Keep in mind that pay is not determined by who "deserves" more, but rather is guided by market forces. Thus, it is possible that someone with a two year degree (or no degree at all) will earn more than someone who has gone to school and obtained a PhD. One example that comes to mind is social work where a masters degree is almost considered the minimum for entry level into practice (psychology is much the same). My brother in law is a car salesman (both used and new) seldom earning under 150K per year and he didn't even finish his first year in college. I would imagine that many RN's (whether ASN/ADN or BSN) earn more than many social workers with masters degrees. I remember a history class where the teacher discussed the situation in Europe after the Black Plague of the Middle Ages. One thing that stuck in my head was the instructor saying that in the ten year period following
the Plague that farm laborers made more than merchants, and wealthy master craftsmen. That was because the population had been reduced so much by the Plague that the demand for simple labor was at an all time high.

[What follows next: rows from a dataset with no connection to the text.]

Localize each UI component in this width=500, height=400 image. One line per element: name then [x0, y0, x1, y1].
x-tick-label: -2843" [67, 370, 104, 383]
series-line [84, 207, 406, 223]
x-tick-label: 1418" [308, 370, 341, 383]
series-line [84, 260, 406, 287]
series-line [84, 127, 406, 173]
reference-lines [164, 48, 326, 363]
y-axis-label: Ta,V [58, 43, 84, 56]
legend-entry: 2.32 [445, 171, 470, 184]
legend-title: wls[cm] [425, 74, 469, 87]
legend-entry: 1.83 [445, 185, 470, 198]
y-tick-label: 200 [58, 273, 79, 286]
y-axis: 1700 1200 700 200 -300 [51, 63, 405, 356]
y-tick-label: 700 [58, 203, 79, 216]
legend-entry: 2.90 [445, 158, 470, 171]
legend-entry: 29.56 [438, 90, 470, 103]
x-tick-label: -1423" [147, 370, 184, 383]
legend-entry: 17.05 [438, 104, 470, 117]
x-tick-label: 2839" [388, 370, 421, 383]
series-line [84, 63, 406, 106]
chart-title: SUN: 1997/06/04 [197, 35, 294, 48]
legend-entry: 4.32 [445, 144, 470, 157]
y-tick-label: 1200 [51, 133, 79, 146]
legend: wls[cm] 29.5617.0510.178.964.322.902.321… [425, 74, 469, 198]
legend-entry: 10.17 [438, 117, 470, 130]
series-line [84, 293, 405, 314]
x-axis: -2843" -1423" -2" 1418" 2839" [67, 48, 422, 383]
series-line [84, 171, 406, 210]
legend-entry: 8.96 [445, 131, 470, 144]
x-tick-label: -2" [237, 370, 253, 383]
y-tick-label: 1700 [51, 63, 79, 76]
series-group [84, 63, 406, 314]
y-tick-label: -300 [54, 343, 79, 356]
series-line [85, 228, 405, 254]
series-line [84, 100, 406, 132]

In addition, there is a tendency within professions, and among industries in general to lobby for legislation (and for legislation to be enacted via other means) at both the federal and state level which reduces competition (and thereby increases pay or profit for those who remain or enter the field). One example (and there are hundreds) is pharmacy where the requirements have been raised over the last century from OJT, to a two year degree, then a four, and now a six year "Pharm D" degree. A similiar situation has occured among doctors, CPA's, and even electricians and other "trades". My point is that if current trends in this area are maintained it would not surprise me to come back to a world in a hundred years (were it possible) where to become an RN required eight years of schooling, while M.D's spent decades in medical training just for entry level credentials.
Quote from edcampbe
I know ADNs and BSNs both sit for the same NCLEX exam, both have approximately four years of education, and at best have negligible differences (over time) in their nursing skills. BSNs take courses than broaden their overall knowledge; however, ADNs have more clinical experience prior to entering the workforce. Should there be a differential for BSNs, or should the reward for obtaining a BSN lie in the ability to advance one's career?
I'm not trying to start an ADN vs BSN bashing, I'm just curious to see what you all think.